Various intrinsic factors such as microcirculation, and chronic
diseases, diabetes, and venous insufficiency determine the wound
response to the fat grafts used. After the non-vascularized fat
grafting, the connective tissue or extracellular matrix may be preserved
as a scaffold, and all differentiated cells usually die and are replaced
by those of the next generation derived from tissue-specific stem cells,
depending on the microenvironment (5,6). Besides these intrinsic
factors, the fat graft volume is mainly determined according to the
wound surface area. Therefore, while making a decision about any
therapeutic fat grafts dose or frequency of application, it should be
taken wound etiology and localization into consideration. Hypoxic or
diabetic environment can affect fat graft survival increasing the
mesenchymal and endothelial progenitor cell responses and enhancing the
formation of blood vessels and (21,22). In our study, we generally
observed that the skin surrounding the wounds started to turn into
normal color especially in venous ulcers.
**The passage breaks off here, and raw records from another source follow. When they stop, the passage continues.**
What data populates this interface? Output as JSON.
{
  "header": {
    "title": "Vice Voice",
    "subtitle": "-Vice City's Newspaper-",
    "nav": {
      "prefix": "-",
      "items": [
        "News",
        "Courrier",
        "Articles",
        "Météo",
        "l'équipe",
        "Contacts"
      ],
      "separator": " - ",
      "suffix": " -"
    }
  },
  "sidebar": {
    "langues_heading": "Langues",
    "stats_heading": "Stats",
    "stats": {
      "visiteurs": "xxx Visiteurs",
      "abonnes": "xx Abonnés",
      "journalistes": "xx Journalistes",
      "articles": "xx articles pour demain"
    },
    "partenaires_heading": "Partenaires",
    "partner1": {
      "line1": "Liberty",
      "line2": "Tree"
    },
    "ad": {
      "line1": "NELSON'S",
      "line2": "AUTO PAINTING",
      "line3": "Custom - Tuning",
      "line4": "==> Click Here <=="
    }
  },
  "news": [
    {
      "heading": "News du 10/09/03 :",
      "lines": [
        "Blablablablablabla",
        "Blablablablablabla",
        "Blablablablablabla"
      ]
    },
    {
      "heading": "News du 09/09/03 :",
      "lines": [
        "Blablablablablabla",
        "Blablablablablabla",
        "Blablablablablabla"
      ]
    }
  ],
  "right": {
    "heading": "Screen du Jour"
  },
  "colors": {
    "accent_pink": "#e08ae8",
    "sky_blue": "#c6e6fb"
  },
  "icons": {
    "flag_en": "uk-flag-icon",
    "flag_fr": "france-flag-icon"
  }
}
It is known that these
pathologic tissue changes in chronic wounds can arise by the
inflammatory process and extensive inflammation plays a major role in
the disruption of the normal healing cascade (23,24). So, it can be
speculated that our clinical observations can be related to the
anti-inflammatory and immunoregulatory function of stem cell content of
adipose tissue graft (25,26,27). We can say that it can be one of the
clinical signs indicating the efficacy of fat grafts on the treatment of
challenging wounds.
Limitation:
In the present study, although traumatic ulcers were relatively smaller
than other wounds, total fat volume, application frequency and total
healing time were found longer in traumatic ulcers. We think that the
number of cases was less to make comparisons and provide a significant
conclusion. Also, the reason for longer treatment time and more fat
volume need in traumatic ulcers might have been due to these ulcers
being complicated wounds. In addition, fat graft volume used in wounds
causing by different etiologies was always not correlated with the
degree of clinical signs and improvement.
Conclusions:
There are limited numbers of papers with the direct use of adipose
tissue grafts in the literature and they are generally related to the
burn scars. In the majority of these reports, the centrifuged fat graft
was used. In this preliminary study, we found that the presence of
non-centrifuged fat graft during wound healing on the wound site could
have beneficial effects. However, more clinically and experimental
studies are needed to provide more comparable, clarifying and optimal
results.
Acknowledgment:
All authors disclose that none of the authors has a financial interest
in any of the products, devices mentioned in this manuscript.